Training a Neural Machine Translation Engine for Friends Series by Using Microsoft Customer Translator

Custom machine translation is the adaptation of a machine translation(MT) system to be specialized in a specific domain or topic. Custom machine translation, when performed correctly, will deliver notably higher quality translation output than generic machine translation. With the help of a successfully trained MT, the human translator and editor can largely improve their efficiency and cut down plenty of go-to-market time. In this blog, I will illustrate how to use Microsoft Customer Translator that employs Azure AI to train an MT for the subtitle translation of the famous TV series Friends.

So, Why Friends?

American TV series or movies have a large population of the audience all over the world. So the needs of subtitle translation are huge. Since the subtitles are colloquial, short and easy, our team believes a customed MT can largely contribute to improving translation efficiency and saving money. Thus, we launched a pilot project for the famous TV series Friends to test how much efficiency the translation machine can improve with acceptable quality.

MT Pilot Project

Pilot project: Train a machine translation (MT) engine to translate the subtitles of FRIENDS series, EN>zh-CN

Pilot project objectives: PEMT 30% faster(efficiency) & 30% savings; PEMT 10 penalty scores/1000 words, no critical errors as the quality threshold

Pilot proposal 1st edition:

Methodology

Set Contrast groups
Training 10 rounds
Deploying the highest Bleu scored model
2 rounds of human PEMT to test the quality of MT and the efficiency improvement rate
Post mortem and redesign the proposal to improve the machine training

Workflow

Data collecting(Training data: 9 seasons EN-ZH human translated subtitles; Tuning data: Season 10 subtitles) >> Data cleaning(develop bilingual XML files by using aligning and segment tool; develop term list)>>Data training>>Deploy the model got by the first round>>First round PEMT>>Data training>>Deploy the model of highest Bleu scores>>Second round PEMT>> Compare the results of two rounds PEMT>>update pilot project proposal

Outcomes

* All the “time used” data is an average time used by two editors editing 100 segments.

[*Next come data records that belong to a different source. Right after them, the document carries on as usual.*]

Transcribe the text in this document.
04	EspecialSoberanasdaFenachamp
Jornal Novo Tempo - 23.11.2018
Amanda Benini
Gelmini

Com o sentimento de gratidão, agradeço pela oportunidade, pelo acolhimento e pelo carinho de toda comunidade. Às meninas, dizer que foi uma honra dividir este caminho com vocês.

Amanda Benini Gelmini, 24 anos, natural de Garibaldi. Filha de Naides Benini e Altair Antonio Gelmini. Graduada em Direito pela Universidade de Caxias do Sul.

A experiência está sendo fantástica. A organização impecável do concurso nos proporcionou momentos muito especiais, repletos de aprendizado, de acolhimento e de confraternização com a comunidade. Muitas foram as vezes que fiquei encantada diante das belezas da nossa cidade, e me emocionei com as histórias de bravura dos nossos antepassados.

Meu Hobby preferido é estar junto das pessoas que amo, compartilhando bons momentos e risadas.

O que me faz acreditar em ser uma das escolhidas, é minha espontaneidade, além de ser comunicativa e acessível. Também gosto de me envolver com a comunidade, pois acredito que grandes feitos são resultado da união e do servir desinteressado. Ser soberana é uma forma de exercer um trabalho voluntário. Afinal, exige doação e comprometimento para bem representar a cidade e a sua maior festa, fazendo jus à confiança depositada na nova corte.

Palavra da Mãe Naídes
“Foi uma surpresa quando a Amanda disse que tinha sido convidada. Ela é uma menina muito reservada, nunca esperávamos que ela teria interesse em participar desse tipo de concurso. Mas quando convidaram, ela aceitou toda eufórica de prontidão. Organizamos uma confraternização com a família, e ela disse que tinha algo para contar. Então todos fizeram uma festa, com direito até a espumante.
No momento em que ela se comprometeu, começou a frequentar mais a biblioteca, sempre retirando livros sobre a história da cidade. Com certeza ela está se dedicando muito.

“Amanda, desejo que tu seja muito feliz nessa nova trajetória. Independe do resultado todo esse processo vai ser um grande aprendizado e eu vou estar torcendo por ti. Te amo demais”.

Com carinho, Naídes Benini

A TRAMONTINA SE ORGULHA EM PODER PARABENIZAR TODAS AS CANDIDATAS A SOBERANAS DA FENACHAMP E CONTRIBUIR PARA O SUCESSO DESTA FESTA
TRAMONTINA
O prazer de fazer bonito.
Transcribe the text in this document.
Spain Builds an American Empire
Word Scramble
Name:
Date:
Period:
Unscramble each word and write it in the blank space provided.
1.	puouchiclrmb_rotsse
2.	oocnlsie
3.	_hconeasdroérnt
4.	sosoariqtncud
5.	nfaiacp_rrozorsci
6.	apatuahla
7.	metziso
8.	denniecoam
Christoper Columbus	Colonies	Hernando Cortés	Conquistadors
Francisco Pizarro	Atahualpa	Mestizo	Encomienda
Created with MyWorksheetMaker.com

* The Baseline BLEU Score(indicate the performance of normal MT) is 17.81

The Customized MT improves the translation rate by 49.37% and 53.70% separately in the two rounds

Anticipated project outcomes for update pilot project proposal:

Efficiency: 50% faster than human translation
Cost: 40% savings over human translation
Quality: The number of remaining error penalty should be limited to 35 per 1,000 words

Updated Pilot Proposal:

Lessons Learned and Afterthoughts

Our BLEU score jumps from 15 to 30. In this process, the 2 vital factors that result in this change are the segment volume increase and clean data(the correctly aligned bilingual segments). Thus, the data processing should follow the instructions below:

Collecting as much data as possible to ensure there are enough data for training, testing and tuning. Clean them up before training can avoid garbage data negatively affecting the BLEU score. Furthermore, deleted all scene and names of speakers, and harmonized all names in the dialog. Another way to solve this problem is to build a glossary for all the names. The oral words variated in spelling which did impact the final score a lot.
Split the long sentences and paragraphs into short segments. It would be hard for the audience to read a long sentence in seconds; therefore, we also include length of segments in our QA check metrics.
Data alignment. Align data before training can lead to higher BLEU scores and perform more accurate machine translation afterward.

In addition, through our increasing BLEU score brings the huge increase of MT quality, the efficiency improvement (time saved compared with human) wasn’t obvious which made me thinking of the necessity of customizing an MT for subtitle translation. After all, subtitles are short, easy and colloquial. Maybe a normal MT engine like Google translate is enough for this type of translation. However, no certain answer will be concluded without further trials. Thus, I look forward to the next experiment by increasing the segment volume via adding the subtitles from other similar TV serials.